Future typical white person.
Barry –
“Guess what kiddo? In states with no voter ID law, You will be casting a vote for Your’s truly this fall!”
Guess who could puke on you at any time, cries to get their way, can’t be blamed for anything, is totally clueless, and needs changing?
“this little one tries in vain to escape the grasp of the socialist leviathan known as the whining baby of a man/child beast”….
…and Mitt Romney doesn’t like you either.
“Hey, Planned Parenthood, you missed one!”
Years later looking in his mom’s scrapbook, Timothy finally learned why he was afraid of clowns
“You’re already thousands of dollars in debt and I’m the guy who built that for you.”
Doesn’t this constitute child abuse?
“Who’s Harry Reid’s special friend? Who’s Harry Reid’s special friend? You are! You are!”
My Science czar tells me that you aren’t human until you are socialized so shape up because you can still be aborted.
Yes, the Government is your Obamama
One is helpless on his own, stinks it up, and definitely needs to be changed… and one is a baby.

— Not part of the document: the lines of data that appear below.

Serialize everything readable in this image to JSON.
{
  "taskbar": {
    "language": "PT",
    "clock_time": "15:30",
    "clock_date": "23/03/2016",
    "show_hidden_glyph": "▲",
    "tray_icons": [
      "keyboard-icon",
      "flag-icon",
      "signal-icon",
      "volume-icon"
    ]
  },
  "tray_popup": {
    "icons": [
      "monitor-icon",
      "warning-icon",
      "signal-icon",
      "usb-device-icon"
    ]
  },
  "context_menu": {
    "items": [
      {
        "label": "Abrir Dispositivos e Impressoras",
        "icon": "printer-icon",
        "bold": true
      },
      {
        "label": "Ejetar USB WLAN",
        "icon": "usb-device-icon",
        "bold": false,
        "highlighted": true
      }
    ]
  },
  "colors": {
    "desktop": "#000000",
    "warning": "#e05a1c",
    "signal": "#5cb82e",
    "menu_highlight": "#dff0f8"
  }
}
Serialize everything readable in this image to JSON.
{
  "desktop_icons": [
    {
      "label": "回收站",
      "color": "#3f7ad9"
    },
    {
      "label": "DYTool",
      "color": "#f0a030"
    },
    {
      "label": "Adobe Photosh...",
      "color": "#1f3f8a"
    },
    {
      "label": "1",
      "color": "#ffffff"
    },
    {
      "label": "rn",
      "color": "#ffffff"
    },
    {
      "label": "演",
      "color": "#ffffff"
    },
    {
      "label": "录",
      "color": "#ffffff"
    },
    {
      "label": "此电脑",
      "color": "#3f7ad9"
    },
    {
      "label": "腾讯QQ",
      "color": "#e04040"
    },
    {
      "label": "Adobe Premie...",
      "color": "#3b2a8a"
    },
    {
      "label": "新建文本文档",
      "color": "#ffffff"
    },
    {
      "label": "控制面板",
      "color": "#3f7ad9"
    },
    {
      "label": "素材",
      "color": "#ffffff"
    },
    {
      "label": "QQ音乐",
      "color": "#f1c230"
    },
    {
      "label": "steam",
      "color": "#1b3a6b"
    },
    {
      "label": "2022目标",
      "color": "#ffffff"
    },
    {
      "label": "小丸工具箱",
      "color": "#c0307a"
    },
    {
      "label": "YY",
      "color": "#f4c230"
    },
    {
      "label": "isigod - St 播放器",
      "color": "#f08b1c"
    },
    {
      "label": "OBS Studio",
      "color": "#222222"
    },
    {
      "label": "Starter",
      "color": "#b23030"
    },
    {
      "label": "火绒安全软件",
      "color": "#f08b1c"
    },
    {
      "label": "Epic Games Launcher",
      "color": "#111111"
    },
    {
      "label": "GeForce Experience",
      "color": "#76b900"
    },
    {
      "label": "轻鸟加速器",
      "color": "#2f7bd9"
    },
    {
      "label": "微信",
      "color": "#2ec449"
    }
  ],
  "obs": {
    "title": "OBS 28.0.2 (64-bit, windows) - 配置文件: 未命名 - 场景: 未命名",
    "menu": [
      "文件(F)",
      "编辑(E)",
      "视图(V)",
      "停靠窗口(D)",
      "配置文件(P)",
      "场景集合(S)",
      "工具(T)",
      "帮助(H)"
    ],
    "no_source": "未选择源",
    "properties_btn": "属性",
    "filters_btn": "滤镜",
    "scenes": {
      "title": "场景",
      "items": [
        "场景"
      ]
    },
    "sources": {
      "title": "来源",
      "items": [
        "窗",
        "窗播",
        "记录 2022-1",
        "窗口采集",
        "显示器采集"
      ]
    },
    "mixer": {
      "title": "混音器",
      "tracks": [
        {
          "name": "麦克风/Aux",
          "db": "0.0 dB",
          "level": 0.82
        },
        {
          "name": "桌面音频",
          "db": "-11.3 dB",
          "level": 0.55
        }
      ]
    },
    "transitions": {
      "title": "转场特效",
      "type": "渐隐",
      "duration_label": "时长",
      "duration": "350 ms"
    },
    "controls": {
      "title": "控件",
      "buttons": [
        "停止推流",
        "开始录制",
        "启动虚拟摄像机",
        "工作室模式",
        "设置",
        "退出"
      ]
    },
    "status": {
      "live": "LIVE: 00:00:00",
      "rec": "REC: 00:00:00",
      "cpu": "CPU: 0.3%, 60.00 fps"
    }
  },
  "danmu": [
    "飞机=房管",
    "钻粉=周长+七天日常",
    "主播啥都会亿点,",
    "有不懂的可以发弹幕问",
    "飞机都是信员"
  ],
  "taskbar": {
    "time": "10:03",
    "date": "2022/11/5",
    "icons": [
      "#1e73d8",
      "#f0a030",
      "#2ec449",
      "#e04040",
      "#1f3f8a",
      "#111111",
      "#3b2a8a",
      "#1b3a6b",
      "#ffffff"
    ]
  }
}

I’m gonna come at you like a spider-monkey to get my candy back!
You know I’m always amazed that some babies think I just do it better than everyone else. There are a lot of babies out there who do it well. Or they think I just grunted harder than the other babies. Let me tell you, there are lots of hard grunting babies out there. Somewhere along the way someone fed you with government approved food. If you’ve got a full diaper, you didn’t build that.
Both (thinking) :”Bozo”
President Obama with future dead Chicago voter.
“And whose punishment are you?”
You didn’t burp that…
President Obama examines a parasitic viable tissue mass which was recently seperated from its host.
One of these things smells bad, is full of shit, is easily detached, is
unable to learn how slightest about how financial world operates, and the
other is a baby’s diaper.
Obama “come on now. Only another $64k and your dues are paid up”
Obama’s campaign is so desperate for money he has even taken to shaking
babies down. It’s the Chicago way.
Conservative Parent thought bubble “I would give $100 to see my daughter pee
right now”
Obama thought bubble “Now if we can make an ad blaming Romney on this kid’s
death I will be set”
Oh look a baby is entertained by a clown.